Ramana verglich das Selbst gerne mit einer Leinwand, auf der ein Film abgespielt wird.
Heute könnte ich das Selbst auch mit dem Bildschirm eines PCs vergleichen oder mit einer Matrix, die die Ereignisse simuliert.
Doch jeder Vergleich hinkt. Wie die duale Welt aus dem Selbst, Brahman, hervorgeht, ist unbekannt.
Ich bin, ich ist, im Wesen der Hintergrund zum Ereignis. Mich selbst als diesen Hintergrund zu identifizieren wird „spirituelles Erwachen“ oder Selbsterkenntnis genannt.
In der Mystik wird dieser Hintergrund auch als die Ewigkeit bezeichnet.
Dieser Hintergrund erscheint für sich selbst formlos, dimensionslos, so dass sich nicht sagen lässt, was er ist. Alle Aussagen über ihn können erst in der Form (Persönlichkeit) getroffen werden.
Und da sich die meisten Menschen ausschließlich an der Form definieren (Wer bin ich?), scheint er für sie wie nicht existent zu sein.
„Spirituelles Erwachen“ lässt sich so nicht an der Form festmachen, sondern bezieht sich auf den Hintergrund zu meiner Form, die die Persönlichkeit ist.
Ich habe in der Form kein wirkliches Kriterium für das „spirituelle Erwachen“, denn jede Form geht aus diesem Hintergrund hervor, ist durch ihn getragen.
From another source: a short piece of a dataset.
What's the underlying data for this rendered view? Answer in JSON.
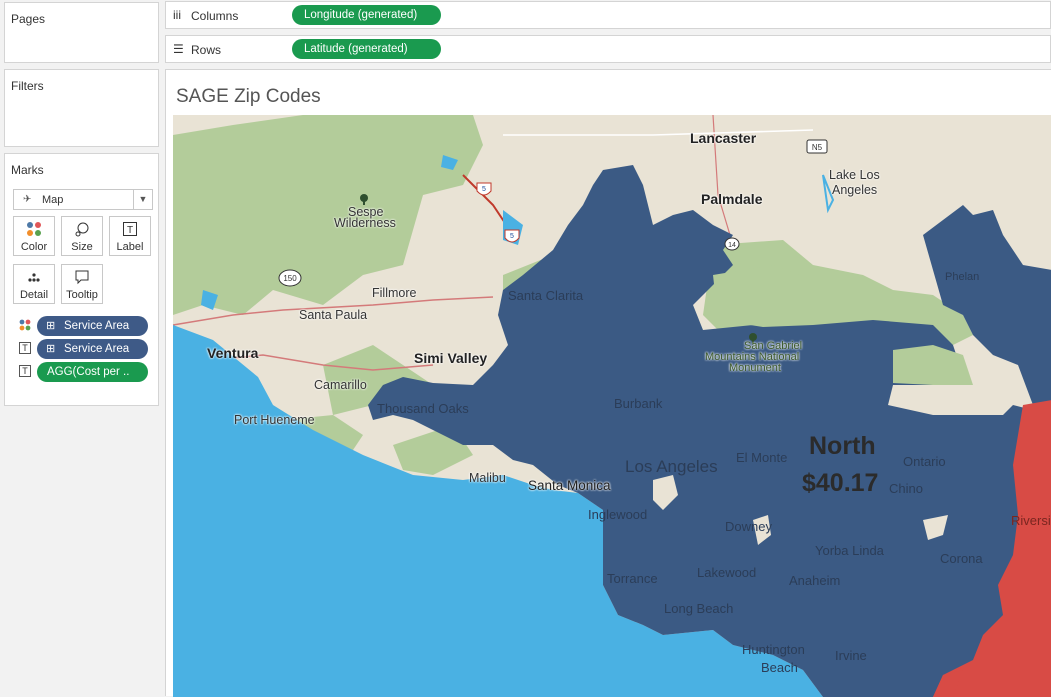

Jedoch kann ich mich substanziell auf diesen Hintergrund zurückführen (in der Selbstbetrachtung) und feststellen, dass die Form für sich keine wirkliche Substanz hat. Das, was sie als Substanz erscheinen lässt, beruht auf diesem Hintergrund, der formlos ist, aber das einzig wirklich Substanzielle im Ereignis.
Und das erscheint für alle, die Substanz mit Form gleichsetzen, wie ein Widerspruch.
Die eigentliche Substanz des Universums hat keine Form. Auch die Materie hat keine wirkliche Substanz ohne das Selbst, diesen Hintergrund, der ihr den Anschein von Substanz verleiht.
So wird die Wissenschaft vermutlich auch nie ein festes Teilchen der Materie finden, ein „Gottteilchen“, denn die Materie ist für sich, ohne das Selbst, substanzlos.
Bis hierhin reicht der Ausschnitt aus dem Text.